Le elezioni regionali in Liguria si avvicinano inesorabilmente. La resistenza di Toti si affida al responso del tribunale del Riesame: se le misure cautelari (gli arresti domiciliari) dovessero essere confermate la strada del voto in autunno si aprirebbe senza ulteriori tentennamenti. Un voto che arriverebbe insieme a quelli di Umbria e Emilia-Romagna.

A destra il caos regna sovrano. I nomi di cui si parlava prima del terremoto giudiziario, dall’ex assessora regionale e ora deputata di Noi Moderati Ilaria Cavo al rettore di Genova Federico Delfino sono in discesa: la prima per la grande vicinanza al governatore Toti. Edoardo Rixi, ligure braccio destro di Salvini al ministero dei Trasporti, si è chiamato fuori: «Serve una persona completamente nuova». Così il sindaco di Genova Marco Bucci, che ieri a Telenord ha affermato: «Resto al mio posto fino al 2027, ho preso un impegno coi genovesi».

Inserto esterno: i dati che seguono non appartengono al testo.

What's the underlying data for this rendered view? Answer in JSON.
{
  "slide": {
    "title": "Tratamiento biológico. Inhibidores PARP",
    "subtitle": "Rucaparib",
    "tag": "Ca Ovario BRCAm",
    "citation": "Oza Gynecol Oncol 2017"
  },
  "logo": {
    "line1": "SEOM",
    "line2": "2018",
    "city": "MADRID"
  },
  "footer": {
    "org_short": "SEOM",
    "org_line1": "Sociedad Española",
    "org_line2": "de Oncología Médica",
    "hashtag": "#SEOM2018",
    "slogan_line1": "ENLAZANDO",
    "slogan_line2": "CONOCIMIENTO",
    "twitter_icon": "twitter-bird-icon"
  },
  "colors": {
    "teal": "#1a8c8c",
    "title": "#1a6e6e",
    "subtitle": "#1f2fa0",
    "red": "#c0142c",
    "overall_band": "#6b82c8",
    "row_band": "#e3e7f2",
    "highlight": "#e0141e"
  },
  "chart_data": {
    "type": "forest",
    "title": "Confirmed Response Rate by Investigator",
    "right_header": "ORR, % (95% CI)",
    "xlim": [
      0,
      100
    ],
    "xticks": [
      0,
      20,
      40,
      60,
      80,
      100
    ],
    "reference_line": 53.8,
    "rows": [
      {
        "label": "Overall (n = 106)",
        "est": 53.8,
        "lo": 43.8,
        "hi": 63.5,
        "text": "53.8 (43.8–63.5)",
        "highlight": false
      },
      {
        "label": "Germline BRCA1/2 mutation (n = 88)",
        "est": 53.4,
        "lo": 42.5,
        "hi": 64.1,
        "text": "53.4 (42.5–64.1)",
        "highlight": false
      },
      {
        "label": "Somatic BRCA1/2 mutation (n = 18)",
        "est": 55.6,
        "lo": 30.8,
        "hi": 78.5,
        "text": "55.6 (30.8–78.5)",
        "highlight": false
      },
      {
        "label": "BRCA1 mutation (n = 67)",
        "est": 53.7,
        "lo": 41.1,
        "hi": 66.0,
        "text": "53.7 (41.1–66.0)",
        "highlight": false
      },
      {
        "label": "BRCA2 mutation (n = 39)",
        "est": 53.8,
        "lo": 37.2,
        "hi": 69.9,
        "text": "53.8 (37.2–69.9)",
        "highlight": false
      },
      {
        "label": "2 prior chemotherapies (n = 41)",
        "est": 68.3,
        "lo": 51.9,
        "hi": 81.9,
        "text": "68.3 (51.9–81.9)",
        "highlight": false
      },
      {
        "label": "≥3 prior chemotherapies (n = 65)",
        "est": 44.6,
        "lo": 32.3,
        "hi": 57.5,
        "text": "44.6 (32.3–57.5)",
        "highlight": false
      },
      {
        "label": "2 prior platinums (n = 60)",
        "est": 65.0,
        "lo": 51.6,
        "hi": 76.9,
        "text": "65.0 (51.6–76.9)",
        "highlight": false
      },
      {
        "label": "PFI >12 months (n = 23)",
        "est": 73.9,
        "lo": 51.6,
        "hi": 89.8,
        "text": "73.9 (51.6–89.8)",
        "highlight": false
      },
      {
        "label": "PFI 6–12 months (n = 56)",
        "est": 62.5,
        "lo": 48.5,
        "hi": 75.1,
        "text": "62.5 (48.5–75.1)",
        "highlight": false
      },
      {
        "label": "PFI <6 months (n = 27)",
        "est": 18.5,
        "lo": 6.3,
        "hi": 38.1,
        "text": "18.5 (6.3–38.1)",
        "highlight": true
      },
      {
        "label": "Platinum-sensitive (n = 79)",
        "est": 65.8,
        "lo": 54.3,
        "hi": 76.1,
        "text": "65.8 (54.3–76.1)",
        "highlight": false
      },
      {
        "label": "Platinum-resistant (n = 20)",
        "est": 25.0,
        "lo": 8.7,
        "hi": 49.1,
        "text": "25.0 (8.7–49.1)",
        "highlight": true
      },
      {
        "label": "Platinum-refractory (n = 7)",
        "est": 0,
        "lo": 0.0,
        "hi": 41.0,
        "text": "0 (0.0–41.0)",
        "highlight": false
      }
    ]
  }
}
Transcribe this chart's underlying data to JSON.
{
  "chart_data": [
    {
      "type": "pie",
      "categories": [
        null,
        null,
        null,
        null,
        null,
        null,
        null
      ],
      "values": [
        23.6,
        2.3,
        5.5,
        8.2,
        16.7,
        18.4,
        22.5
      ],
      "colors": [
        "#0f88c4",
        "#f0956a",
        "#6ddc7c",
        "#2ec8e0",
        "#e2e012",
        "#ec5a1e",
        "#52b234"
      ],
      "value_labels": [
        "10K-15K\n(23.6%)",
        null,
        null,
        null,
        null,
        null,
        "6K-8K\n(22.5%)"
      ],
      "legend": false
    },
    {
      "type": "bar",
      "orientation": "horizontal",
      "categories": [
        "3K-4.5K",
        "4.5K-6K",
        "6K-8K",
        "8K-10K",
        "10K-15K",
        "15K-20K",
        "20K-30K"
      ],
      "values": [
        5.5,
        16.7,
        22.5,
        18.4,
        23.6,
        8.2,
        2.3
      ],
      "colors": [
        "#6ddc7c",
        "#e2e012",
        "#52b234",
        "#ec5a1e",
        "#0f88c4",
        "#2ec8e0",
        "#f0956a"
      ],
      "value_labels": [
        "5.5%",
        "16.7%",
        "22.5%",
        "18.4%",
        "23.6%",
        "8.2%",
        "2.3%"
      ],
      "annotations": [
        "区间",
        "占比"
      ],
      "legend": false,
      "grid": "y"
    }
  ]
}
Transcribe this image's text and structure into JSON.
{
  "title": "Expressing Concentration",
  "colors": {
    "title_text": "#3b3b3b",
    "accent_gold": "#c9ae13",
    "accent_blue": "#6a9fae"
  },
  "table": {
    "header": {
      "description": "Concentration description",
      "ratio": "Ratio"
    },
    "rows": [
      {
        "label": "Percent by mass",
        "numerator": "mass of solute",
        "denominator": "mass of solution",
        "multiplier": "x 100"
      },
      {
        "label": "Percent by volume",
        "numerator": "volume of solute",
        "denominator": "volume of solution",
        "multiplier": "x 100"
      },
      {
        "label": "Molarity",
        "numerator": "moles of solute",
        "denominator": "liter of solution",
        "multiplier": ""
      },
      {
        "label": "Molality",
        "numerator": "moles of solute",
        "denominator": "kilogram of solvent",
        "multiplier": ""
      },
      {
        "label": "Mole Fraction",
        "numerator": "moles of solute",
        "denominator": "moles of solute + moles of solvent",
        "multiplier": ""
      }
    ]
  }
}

Tra i partiti di maggioranza non c’è una corsa ad una candidatura molto a rischio, dopo il terremoto giudiziario. Fratelli d’Italia non ha molti nomi da mettere sul tavolo, desidera fortemente avere un governatore del Nord ma punta dritto sul Veneto, dove si vota nel 2025 (c’è già il candidato, il senatore Luca Da Carlo). Difficile che Meloni possa accettare la Liguria, per poi essere quasi costretta a lasciare il Veneto a Salvini. L’unico papabile tra i meloniani sarebbe il capogruppo in regione Stefano Balleari, ma è assai probabile che venga eletto alle europee.

Forza Italia è quella che ha più carte da giocare: essere stata fuori dalla giunta Toti a questo punto diventa un vantaggio anche d’immagine. Il nome più forte è quello del sindaco uscente di Rapallo Carlo Bagnasco, che a giugno terminerà il suo secondo mandato nella cittadina del Levante. Ma si parla anche di Marco Scajola, nipote di Claudio, attuale assessore regionale all’Urbanistica: ufficialmente fa parte della lista civica di Toti, ma da tempo è in rotta di riavvicinamento a Forza Italia e dalla sua ha la totale estraneità alle indagini in corso.

Nel centrosinistra la situazione è meno ingarbugliata. L’ex ministro Pd Andrea Orlando da tempo è in campo, anche prima delle inchieste. E ieri ha ribadito di essere «a disposizione» del fronte di centrosinistra, pur senza sgomitare. «Occorre costruire un comitato di liberazione per la Liguria», ha spiegato in un’intervista. Il suo obiettivo è costruire una coalizione molto ampia, dalla sinistra fino ai centristi di Azione e Iv con il M5S. Calenda potrebbe essere della partita, sui renziani nessuno scommette.

Conte, che ieri a Genova ha partecipato a una manifestazione di vari comitati contro le infrastrutture «calate dall’alto» (è stato contestato da un gruppo di portuali, ma ha fatto buon viso: «Un dibattito vivace è meglio della rassegnazione») ha ribadito che il M5S «non parte mai per rivendicare un orgoglioso isolamento, è chiaro che bisogna dialogare con le forze civiche e politiche progressiste che si predispongono a voltare pagina rispetto alla malapolitica». Sull’ipotesi Orlando non ha chiuso: «Non partiamo dai nomi ma dai progetti».

L’uomo forte dei 5s in Liguria, il senatore Luca Pirondini, vorrebbe ripetere lo schema Todde, lanciando l’eurodeputata uscente Tiziana Beghin, che però ha già fatto due mandati a Bruxelles. Se i tempi delle urne dovessero precipitare non è escluso che si possa costruire un ticket con Orlando.

A sinistra tra i papabili c’è anche Luca Pastorino, candidato nel 2015 alle regionali contro la dem Raffaella Paita, sindaco di Bogliasco, deputato eletto nel 2022 come indipendente di centrosinistra nel collegio uninominale di Genova Levante e rientrato nel Pd dopo l’elezione di Schlein (entrambi hanno fatto parte della corrente di Giuseppe Civati). La rosa è molto ristretta e non c’è dubbio che Orlando sia per ora nettamente in pole position.